Las Vegas Sun

April 25, 2024

OPINION:

The great Western drought will affect us all

The severe drought gripping the Western states looks set to reach into all lives in the nation and into every pocket.

The unbearable heat for those living in the West, with record-high temperatures stretching from Wyoming to the Mexican border and from the Pacific to the Mississippi, will affect the rest of the country as well.

Scientists have classified this monstrous baking as a megadrought. There hasn’t been regular rain or mountain snow in the West for more than 20 years.

To call it a scorcher is to underestimate a catastrophe that has the possibility of reaching near-biblical proportions. This is big and there is no quick fix. None.

The drought means epic disruptions, merciless rearrangement.

First, of course, there is no water, which means much economic activity may slow or cease. Farmers won’t be able to grow crops or raise livestock. Food prices that are already high from the pandemic’s disruptions will go even higher.

The electricity supply will be strained and may be curtailed because of reduced hydroelectric production. The 13 Western states get more than 22% of their electricity from hydropower dams, located mostly in Washington, according to the National Hydropower Association.

In today’s world, farmers depend on electricity to water crops and livestock, milk cows, dry grain, and freeze produce.

The first measurable disruption of the summer will be from breakdowns in the California food supply chain. Prices in supermarkets will reflect the impact of the drought on California, which acts as the nation’s truck farm. If you eat it, it grows in California, but only when there is water for irrigation.

The rivers of the West are running dry. The reserves of water in the great dams on the major rivers, especially the Columbia and the Colorado, which act as the lifelines of much of the West, are way below normal.

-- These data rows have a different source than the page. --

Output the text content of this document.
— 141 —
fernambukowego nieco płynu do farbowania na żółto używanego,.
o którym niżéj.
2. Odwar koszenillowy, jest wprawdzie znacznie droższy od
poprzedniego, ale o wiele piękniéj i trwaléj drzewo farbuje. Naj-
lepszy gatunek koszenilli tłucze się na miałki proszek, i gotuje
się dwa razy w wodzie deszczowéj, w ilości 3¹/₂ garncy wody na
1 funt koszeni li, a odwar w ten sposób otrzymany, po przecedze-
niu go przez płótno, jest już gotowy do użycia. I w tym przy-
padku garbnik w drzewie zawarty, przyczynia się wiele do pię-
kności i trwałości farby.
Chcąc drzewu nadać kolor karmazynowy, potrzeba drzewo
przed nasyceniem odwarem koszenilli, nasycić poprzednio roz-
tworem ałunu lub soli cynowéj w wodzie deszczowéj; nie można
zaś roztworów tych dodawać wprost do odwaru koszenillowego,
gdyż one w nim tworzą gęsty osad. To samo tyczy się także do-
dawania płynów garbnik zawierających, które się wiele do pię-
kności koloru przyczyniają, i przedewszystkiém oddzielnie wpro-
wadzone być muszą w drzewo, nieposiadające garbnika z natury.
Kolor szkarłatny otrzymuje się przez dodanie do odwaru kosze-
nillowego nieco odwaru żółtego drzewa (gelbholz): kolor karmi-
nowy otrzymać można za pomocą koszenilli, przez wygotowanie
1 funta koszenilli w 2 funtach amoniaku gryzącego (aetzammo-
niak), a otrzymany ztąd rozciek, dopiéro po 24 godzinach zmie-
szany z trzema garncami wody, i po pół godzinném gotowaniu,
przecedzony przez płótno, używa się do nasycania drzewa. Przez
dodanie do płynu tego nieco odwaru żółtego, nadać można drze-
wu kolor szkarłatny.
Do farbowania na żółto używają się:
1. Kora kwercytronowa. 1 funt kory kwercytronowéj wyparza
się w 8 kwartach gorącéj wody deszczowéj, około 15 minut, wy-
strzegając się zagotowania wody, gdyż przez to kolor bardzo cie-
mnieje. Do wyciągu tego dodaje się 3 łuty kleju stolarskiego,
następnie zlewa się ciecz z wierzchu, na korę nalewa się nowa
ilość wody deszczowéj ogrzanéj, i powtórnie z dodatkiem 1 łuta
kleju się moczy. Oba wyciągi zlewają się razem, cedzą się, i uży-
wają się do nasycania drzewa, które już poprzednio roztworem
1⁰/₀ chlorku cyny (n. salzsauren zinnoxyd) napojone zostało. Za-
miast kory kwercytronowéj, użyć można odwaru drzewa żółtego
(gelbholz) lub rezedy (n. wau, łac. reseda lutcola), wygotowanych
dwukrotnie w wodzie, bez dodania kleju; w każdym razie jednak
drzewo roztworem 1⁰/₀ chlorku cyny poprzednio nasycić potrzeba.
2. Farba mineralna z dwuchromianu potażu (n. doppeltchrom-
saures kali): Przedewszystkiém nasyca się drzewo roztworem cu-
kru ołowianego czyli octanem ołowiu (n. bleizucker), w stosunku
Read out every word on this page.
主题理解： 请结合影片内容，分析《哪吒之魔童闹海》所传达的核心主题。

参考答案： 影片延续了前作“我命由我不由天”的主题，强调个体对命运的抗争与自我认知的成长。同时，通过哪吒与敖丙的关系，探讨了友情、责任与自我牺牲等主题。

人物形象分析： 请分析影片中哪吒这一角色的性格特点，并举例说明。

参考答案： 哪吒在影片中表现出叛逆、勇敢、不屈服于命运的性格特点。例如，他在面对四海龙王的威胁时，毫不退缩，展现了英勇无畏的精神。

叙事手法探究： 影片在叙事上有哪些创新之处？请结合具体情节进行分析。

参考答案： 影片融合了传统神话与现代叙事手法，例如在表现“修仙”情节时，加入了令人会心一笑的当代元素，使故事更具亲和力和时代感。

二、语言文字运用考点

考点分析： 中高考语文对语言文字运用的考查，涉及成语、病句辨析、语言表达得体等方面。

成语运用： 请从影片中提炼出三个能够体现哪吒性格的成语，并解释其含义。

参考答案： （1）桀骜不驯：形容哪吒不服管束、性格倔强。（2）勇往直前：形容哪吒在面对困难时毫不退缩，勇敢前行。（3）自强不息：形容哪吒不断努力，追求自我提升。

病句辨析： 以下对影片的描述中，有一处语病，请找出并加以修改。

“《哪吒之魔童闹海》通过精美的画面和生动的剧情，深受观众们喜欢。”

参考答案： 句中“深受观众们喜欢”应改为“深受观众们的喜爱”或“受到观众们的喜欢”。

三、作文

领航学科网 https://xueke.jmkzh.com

Manufactured goods from Western states will be affected if power shortages are extended and widespread. Wildfires will abound and have already started their annual scourge.

In quality-of-life terms, electricity shortages will be particularly brutal for the people living in areas served by the grid in the West, known as the Western Interconnection. Without air conditioning, many people will feel like they have taken up residence in hell. Lives will be lost.

The historical move of Americans from the Northeast to the South and Southwest will be in question, if not reversed.

Droughts aren’t ended because it rains. It takes years of sustained precipitation, ideally falling gently, to restore that which the heat has taken away.

According to those who keep track of these things, the West isn’t the only part of the country suffering drought. Most states are reporting reduced rainfall, including the traditional soggy regions of New England.

No one can predict when the Great Western Drought will break, but political fights breaking out over the distribution of what water remains, followed by litigation, are foreseeable.

Living through drought is a uniquely joyless experience as clear blue skies change from being emblematic of nature’s bounty to being the cruelest of deceptions, the smiling face of betrayal.

Science can come to the rescue, as it did in the record speed with which COVID-19 vaccines were developed. But usually, it takes a long time, as with fracking which changed energy shortage to energy abundance. That took decades.

Finally, beware of brave talk about desalination. That takes a lot of energy and, if it is to be done at a meaningful scale, a giant new environmental problem results: What to do with millions of tons of salt?

We used to worry about climate change in Africa, an electrical engineer in San Francisco told me, but now we have to worry about it in California. Actually, everywhere.

Llewellyn King is executive producer and host of “White House Chronicle” on PBS. He wrote this for InsideSources.com.